Unravelling looping efficiency of stochastic Cosserat polymers

TL;DR

This paper develops analytical methods to compute looping probabilities of stochastic Cosserat polymers, like DNA, revealing high cyclization probabilities in stiff regimes and providing efficient approximations validated by simulations.

Contribution

It introduces a novel analytical framework using path integrals and Gaussian approximations for Cosserat rods, improving understanding of looping in short, stiff polymers.

Findings

High cyclization probabilities in stiff regimes due to shear and extension effects

Analytical approximations align well with Monte Carlo simulations

Path integral approach offers new insights into Goldstone modes in polymer looping

Abstract

Understanding looping probabilities, including the particular case of ring-closure or cyclization, of fluctuating polymers (eg DNA) is important in many applications in molecular biology and chemistry.
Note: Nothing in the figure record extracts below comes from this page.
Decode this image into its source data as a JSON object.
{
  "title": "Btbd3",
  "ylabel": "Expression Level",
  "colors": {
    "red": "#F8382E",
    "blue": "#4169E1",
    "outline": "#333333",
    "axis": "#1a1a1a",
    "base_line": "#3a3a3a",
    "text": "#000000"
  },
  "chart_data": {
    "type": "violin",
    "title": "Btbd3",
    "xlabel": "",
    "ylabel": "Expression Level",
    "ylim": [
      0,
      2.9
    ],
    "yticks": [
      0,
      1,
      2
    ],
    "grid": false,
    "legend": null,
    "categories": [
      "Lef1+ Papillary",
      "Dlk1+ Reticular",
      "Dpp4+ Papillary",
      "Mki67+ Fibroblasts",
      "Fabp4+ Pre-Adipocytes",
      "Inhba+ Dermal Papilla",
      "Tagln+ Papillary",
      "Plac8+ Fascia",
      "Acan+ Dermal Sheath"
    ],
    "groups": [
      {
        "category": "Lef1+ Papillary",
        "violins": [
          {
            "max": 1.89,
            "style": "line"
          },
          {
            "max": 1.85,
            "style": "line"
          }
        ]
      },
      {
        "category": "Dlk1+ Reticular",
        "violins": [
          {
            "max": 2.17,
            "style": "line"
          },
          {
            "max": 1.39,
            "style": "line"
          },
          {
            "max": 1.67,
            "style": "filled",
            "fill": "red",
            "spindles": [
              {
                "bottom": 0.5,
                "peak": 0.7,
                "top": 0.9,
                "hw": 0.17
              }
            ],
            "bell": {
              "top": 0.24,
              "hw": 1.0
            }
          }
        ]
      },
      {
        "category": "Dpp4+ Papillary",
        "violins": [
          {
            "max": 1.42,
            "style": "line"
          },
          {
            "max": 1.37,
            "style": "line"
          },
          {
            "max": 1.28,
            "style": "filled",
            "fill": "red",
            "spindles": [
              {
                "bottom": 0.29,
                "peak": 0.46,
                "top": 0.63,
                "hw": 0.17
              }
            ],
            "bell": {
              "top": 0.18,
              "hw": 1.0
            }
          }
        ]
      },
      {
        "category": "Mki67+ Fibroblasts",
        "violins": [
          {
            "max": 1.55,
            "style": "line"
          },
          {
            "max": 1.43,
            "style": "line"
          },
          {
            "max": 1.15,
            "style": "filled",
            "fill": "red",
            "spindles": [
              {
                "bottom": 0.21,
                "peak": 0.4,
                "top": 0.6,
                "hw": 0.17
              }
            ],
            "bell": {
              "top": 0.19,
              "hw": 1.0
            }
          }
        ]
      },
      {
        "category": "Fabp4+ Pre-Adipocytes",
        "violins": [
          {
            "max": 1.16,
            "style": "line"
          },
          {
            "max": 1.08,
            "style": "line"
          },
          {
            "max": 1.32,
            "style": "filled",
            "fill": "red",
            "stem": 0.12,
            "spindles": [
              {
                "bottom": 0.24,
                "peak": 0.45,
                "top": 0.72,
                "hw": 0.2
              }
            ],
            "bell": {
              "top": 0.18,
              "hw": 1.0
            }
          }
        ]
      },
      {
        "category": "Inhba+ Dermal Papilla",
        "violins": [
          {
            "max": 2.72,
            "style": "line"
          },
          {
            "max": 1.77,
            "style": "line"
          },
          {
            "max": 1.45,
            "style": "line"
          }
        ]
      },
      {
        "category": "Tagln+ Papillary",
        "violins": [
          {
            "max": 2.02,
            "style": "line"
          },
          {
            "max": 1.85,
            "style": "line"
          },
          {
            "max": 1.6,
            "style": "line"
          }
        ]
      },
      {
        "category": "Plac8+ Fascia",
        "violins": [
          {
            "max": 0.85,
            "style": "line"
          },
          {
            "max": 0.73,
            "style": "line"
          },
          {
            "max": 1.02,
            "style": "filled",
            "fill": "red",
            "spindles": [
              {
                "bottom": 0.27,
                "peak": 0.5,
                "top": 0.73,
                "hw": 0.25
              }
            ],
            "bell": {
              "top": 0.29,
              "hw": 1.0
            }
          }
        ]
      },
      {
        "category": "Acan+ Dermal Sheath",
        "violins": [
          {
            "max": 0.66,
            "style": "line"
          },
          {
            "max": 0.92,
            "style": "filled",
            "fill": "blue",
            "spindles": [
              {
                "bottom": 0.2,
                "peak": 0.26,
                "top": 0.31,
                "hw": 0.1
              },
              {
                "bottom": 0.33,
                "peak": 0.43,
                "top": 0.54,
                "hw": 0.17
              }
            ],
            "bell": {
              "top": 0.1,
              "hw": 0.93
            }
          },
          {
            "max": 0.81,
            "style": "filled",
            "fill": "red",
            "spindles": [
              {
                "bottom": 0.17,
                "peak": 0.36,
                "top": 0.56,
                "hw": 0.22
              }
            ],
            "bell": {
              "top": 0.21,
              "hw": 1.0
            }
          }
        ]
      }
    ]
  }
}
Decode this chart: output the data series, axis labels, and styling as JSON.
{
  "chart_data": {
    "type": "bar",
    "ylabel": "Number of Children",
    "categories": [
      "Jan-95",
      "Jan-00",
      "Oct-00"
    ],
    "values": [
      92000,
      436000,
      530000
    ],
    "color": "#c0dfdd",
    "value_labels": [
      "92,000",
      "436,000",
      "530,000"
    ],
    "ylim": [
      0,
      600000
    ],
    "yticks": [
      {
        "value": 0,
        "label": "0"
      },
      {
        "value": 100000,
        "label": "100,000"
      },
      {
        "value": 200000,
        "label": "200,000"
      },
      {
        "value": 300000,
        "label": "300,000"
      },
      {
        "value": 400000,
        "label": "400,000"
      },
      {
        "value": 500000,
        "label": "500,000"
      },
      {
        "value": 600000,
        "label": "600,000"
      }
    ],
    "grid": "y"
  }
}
In a continuum limit the configuration of a polymer is a curve in the group SE(3) of rigid body displacements, whose energy can be modelled via the Cosserat theory of elastic rods. Cosserat rods are a more detailed version of the classic wormlike-chain (WLC) model, which we show to be more appropriate in short-length scale, or stiff, regimes, where the contributions of extension and shear deformations are not negligible and lead to noteworthy high values for the cyclization probabilities (or J-factors). Characterizing the stochastic fluctuations about minimizers of the energy by means of Laplace expansions in a (real) path integral formulation, we develop efficient analytical approximations for the two cases of full looping, in which both end-to-end relative translation and rotation are prescribed, and of marginal looping probabilities, where only end-to-end translation is prescribed. For isotropic Cosserat rods, certain looping boundary value problems admit non-isolated families of critical points of the energy due to an associated continuous symmetry. For the first time, taking inspiration from (imaginary) path integral techniques, a quantum mechanical probabilistic treatment of Goldstone modes in statistical rod mechanics sheds light on J-factor computations for isotropic rods in the semi-classical context. All the results are achieved exploiting appropriate Jacobi fields arising from Gaussian path integrals, and show good agreement when compared with intense Monte Carlo simulations for the target examples.